Formed in Boston, Massachusetts, in 1964 and occasionally billed as Barry & the Remains, the quartet came together while its members were students at Boston University and living in the same dormitory. Guitarist and lead singer Barry Tashian and keyboardist Bill Briggs both came from Westport, Connecticut; bassist Vern Miller grew up in Livingston, New Jersey; and drummer Chip Damiani hailed from Wolcott, Connecticut. Sharing a taste for tough rock & roll and R&B, they began performing regularly at local bars near campus. Once Tashian and Miller introduced original material, the group quickly became a Boston favorite, attracting the attention of Epic Records, which offered them a contract. Sent to Nashville to work with producer Billy Sherrill, the band watched as Sherrill selected the atypically somber “I Can’t Get Away from You” and “But I Ain’t Got You” for their 1965 debut single. Epic fared better with the follow-up “Why Do I Cry,” backed by “My Babe,” yet the record made little impression outside New England; two further 1965 releases, “Talkin’ About You” and “Diddy Wah Diddy,” likewise failed to register nationally.
Nineteen sixty-six appeared promising.
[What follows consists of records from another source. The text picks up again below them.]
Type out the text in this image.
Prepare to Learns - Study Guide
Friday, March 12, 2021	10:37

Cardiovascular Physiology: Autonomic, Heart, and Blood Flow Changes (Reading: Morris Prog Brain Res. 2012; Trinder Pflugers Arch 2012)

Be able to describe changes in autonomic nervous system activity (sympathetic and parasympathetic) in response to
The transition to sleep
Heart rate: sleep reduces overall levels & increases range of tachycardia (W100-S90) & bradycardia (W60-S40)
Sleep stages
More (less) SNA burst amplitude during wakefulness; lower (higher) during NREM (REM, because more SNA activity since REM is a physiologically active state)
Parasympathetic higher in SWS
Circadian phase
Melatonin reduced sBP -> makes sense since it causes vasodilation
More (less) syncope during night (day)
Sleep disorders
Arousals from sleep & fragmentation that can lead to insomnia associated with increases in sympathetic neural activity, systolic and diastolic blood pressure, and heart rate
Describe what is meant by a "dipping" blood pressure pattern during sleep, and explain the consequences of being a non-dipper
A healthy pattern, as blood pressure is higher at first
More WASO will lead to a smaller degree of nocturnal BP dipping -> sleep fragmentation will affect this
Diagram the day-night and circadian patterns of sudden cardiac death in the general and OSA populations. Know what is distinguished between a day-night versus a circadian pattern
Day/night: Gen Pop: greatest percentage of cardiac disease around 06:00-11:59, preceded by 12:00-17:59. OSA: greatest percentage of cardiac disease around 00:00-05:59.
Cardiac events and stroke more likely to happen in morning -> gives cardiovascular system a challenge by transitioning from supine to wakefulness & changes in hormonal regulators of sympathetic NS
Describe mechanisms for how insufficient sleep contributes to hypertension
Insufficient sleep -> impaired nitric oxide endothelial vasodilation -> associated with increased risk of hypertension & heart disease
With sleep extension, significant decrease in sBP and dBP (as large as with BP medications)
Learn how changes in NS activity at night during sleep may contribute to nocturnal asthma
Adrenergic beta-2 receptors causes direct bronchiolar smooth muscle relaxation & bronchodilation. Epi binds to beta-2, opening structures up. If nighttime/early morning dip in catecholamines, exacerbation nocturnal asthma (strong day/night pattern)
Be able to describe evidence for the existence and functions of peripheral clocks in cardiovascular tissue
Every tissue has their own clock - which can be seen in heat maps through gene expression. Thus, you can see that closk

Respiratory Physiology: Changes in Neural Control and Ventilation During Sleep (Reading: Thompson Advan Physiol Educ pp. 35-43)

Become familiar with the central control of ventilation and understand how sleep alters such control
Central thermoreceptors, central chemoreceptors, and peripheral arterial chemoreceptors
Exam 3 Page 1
Epic issued the dynamic “Don’t Look Back” as a single, the Remains performed on major television programs such as The Ed Sullivan Show and Hullabaloo, Capitol Records invited them to cut a live-in-the-studio audition, and they secured an opening slot on the Beatles’ final American tour. None of these opportunities unfolded as hoped: the single stalled on the charts, Capitol declined to sign them, and Chip Damiani left shortly before the trek. N.D. Smart stepped in as drummer, the band earned favorable reviews supporting the Beatles, yet the members grew weary on the road and lamented the absence of Damiani’s distinctive feel. Weeks before the September 1966 release of their self-titled album, the Remains disbanded.
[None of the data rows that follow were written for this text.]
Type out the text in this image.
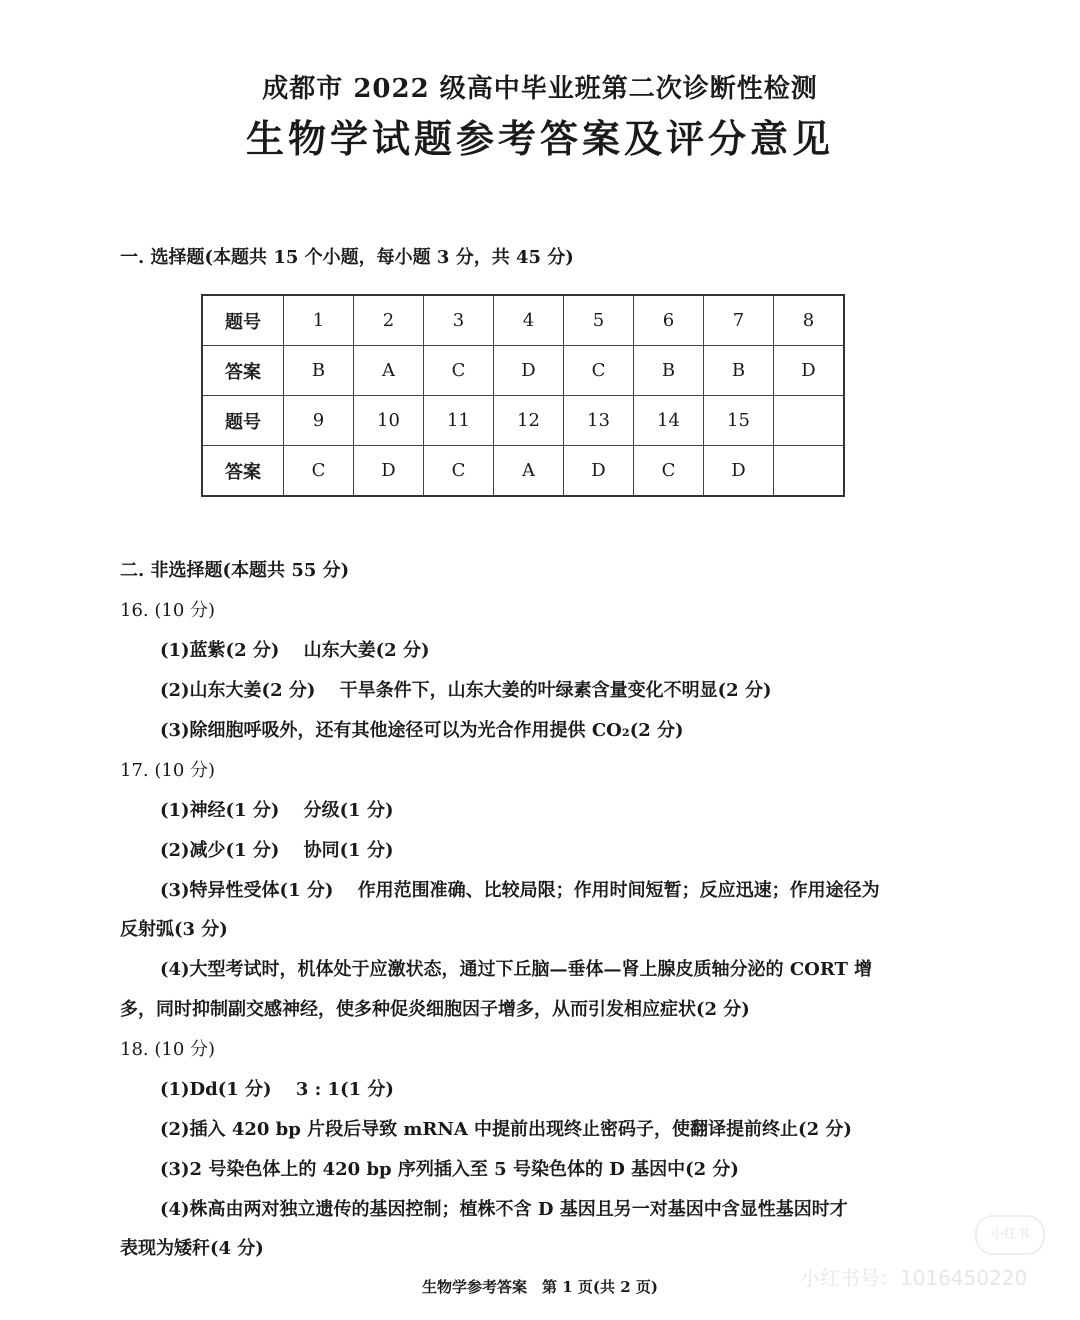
成都市 2022 级高中毕业班第二次诊断性检测
生物学试题参考答案及评分意见
一. 选择题(本题共 15 个小题，每小题 3 分，共 45 分)
题号	1	2	3	4	5	6	7	8
答案	B	A	C	D	C	B	B	D
题号	9	10	11	12	13	14	15	
答案	C	D	C	A	D	C	D	
二. 非选择题(本题共 55 分)
16. (10 分)
(1)蓝紫(2 分)　 山东大姜(2 分)
(2)山东大姜(2 分)　 干旱条件下，山东大姜的叶绿素含量变化不明显(2 分)
(3)除细胞呼吸外，还有其他途径可以为光合作用提供 CO₂(2 分)
17. (10 分)
(1)神经(1 分)　 分级(1 分)
(2)减少(1 分)　 协同(1 分)
(3)特异性受体(1 分)　 作用范围准确、比较局限；作用时间短暂；反应迅速；作用途径为
反射弧(3 分)
(4)大型考试时，机体处于应激状态，通过下丘脑—垂体—肾上腺皮质轴分泌的 CORT 增
多，同时抑制副交感神经，使多种促炎细胞因子增多，从而引发相应症状(2 分)
18. (10 分)
(1)Dd(1 分)　 3 : 1(1 分)
(2)插入 420 bp 片段后导致 mRNA 中提前出现终止密码子，使翻译提前终止(2 分)
(3)2 号染色体上的 420 bp 序列插入至 5 号染色体的 D 基因中(2 分)
(4)株高由两对独立遗传的基因控制；植株不含 D 基因且另一对基因中含显性基因时才
表现为矮秆(4 分)
小红书
小红书号：1016450220
生物学参考答案　第 1 页(共 2 页)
Tashian moved to Nashville, spent the 1970s and 1980s in Emmylou Harris’s band, and later recorded several duet albums with his wife, Holly Tashian. Miller joined Swallow, which issued two Warner Bros. albums in the early 1970s, before becoming a music educator. Briggs entered the automobile business, while Damiani founded a construction company. Smart performed with Kangaroo, Mountain, Gram Parsons & the Fallen Angels, and Great Speckled Bird. A one-off reunion concert in 1969 yielded Live 1969, issued in 2018. Lenny Kaye’s inclusion of “Don’t Look Back” on the 1972 anthology Nuggets: Original Artyfacts from the First Psychedelic Era 1965-1968 sparked renewed interest among 1960s-rock collectors. Epic/Legacy compiled the band’s recordings on the 1991 CD Barry & the Remains, and the 1966 Capitol demo finally appeared in 1996 as A Session with the Remains. The original lineup reunited for a Cavestomp Festival appearance in New York City in 1998 and continued occasional performances, releasing the album Movin’ On in 2002. Chip Damiani died of a cerebral hemorrhage on February 23, 2014.